DALL-E Mega Model Card

This Model Card is a simplified version of various resources from the WandB Reports

Model Description

DALL-E Mega is a simplified replication of the original DALL-E training in the open. DALL-E Mega has improved from DALL-E Mini in several key ways.

Optimizer updated to Distributed Shampoo which proved to be more efficient following a comparison of different optimizers
A new architecture based on NormFormer and GLU variants following a comparison of transformer variants, including DeepNet, Swin v2, NormFormer, Sandwich-LN, RMSNorm with GeLU/Swish/SmeLU
We use super conditioning which affects FID and CLIP score (see Pareto curves)
Improvements over the dataset with CLIP score exploration

The model works by using a BART Encoder Model that DALL-E Mega uses to understand the text prompt.

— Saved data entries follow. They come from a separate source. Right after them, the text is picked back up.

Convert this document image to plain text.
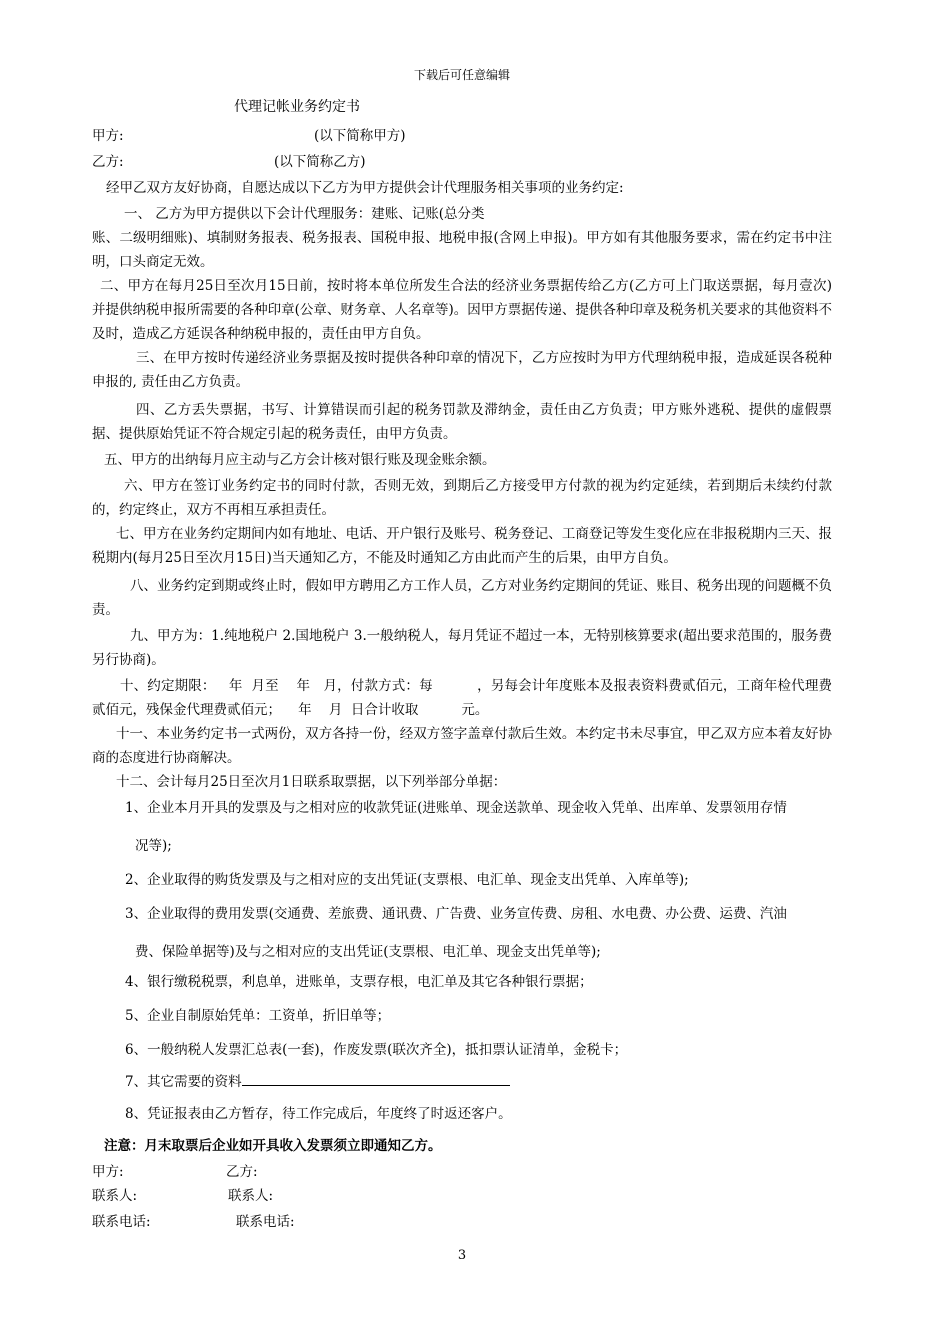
下载后可任意编辑
代理记帐业务约定书
甲方:	(以下简称甲方)
乙方:	(以下简称乙方)
经甲乙双方友好协商，自愿达成以下乙方为甲方提供会计代理服务相关事项的业务约定:
一、 乙方为甲方提供以下会计代理服务：建账、记账(总分类
账、二级明细账)、填制财务报表、税务报表、国税申报、地税申报(含网上申报)。甲方如有其他服务要求，需在约定书中注明，口头商定无效。
二、甲方在每月25日至次月15日前，按时将本单位所发生合法的经济业务票据传给乙方(乙方可上门取送票据，每月壹次)并提供纳税申报所需要的各种印章(公章、财务章、人名章等)。因甲方票据传递、提供各种印章及税务机关要求的其他资料不及时，造成乙方延误各种纳税申报的，责任由甲方自负。
三、在甲方按时传递经济业务票据及按时提供各种印章的情况下，乙方应按时为甲方代理纳税申报，造成延误各税种申报的, 责任由乙方负责。
四、乙方丢失票据，书写、计算错误而引起的税务罚款及滞纳金，责任由乙方负责；甲方账外逃税、提供的虚假票据、提供原始凭证不符合规定引起的税务责任，由甲方负责。
五、甲方的出纳每月应主动与乙方会计核对银行账及现金账余额。
六、甲方在签订业务约定书的同时付款，否则无效，到期后乙方接受甲方付款的视为约定延续，若到期后未续约付款的，约定终止，双方不再相互承担责任。
七、甲方在业务约定期间内如有地址、电话、开户银行及账号、税务登记、工商登记等发生变化应在非报税期内三天、报税期内(每月25日至次月15日)当天通知乙方，不能及时通知乙方由此而产生的后果，由甲方自负。
八、业务约定到期或终止时，假如甲方聘用乙方工作人员，乙方对业务约定期间的凭证、账目、税务出现的问题概不负责。
九、甲方为：1.纯地税户 2.国地税户 3.一般纳税人，每月凭证不超过一本，无特别核算要求(超出要求范围的，服务费另行协商)。
十、约定期限：   年  月至    年   月，付款方式：每          ，另每会计年度账本及报表资料费贰佰元，工商年检代理费贰佰元，残保金代理费贰佰元；    年    月  日合计收取          元。
十一、本业务约定书一式两份，双方各持一份，经双方签字盖章付款后生效。本约定书未尽事宜，甲乙双方应本着友好协商的态度进行协商解决。
十二、会计每月25日至次月1日联系取票据，以下列举部分单据：
1、企业本月开具的发票及与之相对应的收款凭证(进账单、现金送款单、现金收入凭单、出库单、发票领用存情
况等);
2、企业取得的购货发票及与之相对应的支出凭证(支票根、电汇单、现金支出凭单、入库单等);
3、企业取得的费用发票(交通费、差旅费、通讯费、广告费、业务宣传费、房租、水电费、办公费、运费、汽油
费、保险单据等)及与之相对应的支出凭证(支票根、电汇单、现金支出凭单等);
4、银行缴税税票，利息单，进账单，支票存根，电汇单及其它各种银行票据；
5、企业自制原始凭单：工资单，折旧单等；
6、一般纳税人发票汇总表(一套)，作废发票(联次齐全)，抵扣票认证清单，金税卡；
7、其它需要的资料
8、凭证报表由乙方暂存，待工作完成后，年度终了时返还客户。
注意：月末取票后企业如开具收入发票须立即通知乙方。
甲方:	乙方:
联系人:	联系人:
联系电话:	联系电话:
3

Another larger BART model then decodes it into VQGAN Tokens which are lastly decoded into images you can display.

Training

The Simplified Procedure is as followed.

Hardware: 1 pod TPU v3-256 = 32 nodes of TPU VM v3-8 (8 TPU per node) = 256 TPU v3
Optimizer: Distributed Shampoo
Model Partition Spec: 8 model parallel x 32 data parallel
Batch: 44 samples per model x 32 data parallel x 3 gradient accumulation steps = 4224 samples per update
Learning rate: warmup to 0.0001 for 10,000 steps and then kept constant until plateau
Gradient checkpointing used on each Encoder/Decoder layer (ie, MHA + FFN)
Distributed Shampoo + Normformer Optimizations have proved to be effective and efficiently scaling this model.

It should also be noted that the learning rate and other parameters are sometimes adjusted on the fly.

The Full Procedure and Technical Material

Limitations and Bias

Open-ended Generation Models tend to spread bias and harmful messages learned through the data it was given. It is recommended to not use DALL-E as an image generator for vague prompts, especially related to people related. We also do not recommend purposely making harmful prompts unless for research investigation(1) or other academic purposes. More about these assumptions and biases can be found in this document.

Even without enforced restrictions it's just common sense, let's keep AI art comfortable and accessible for everyone.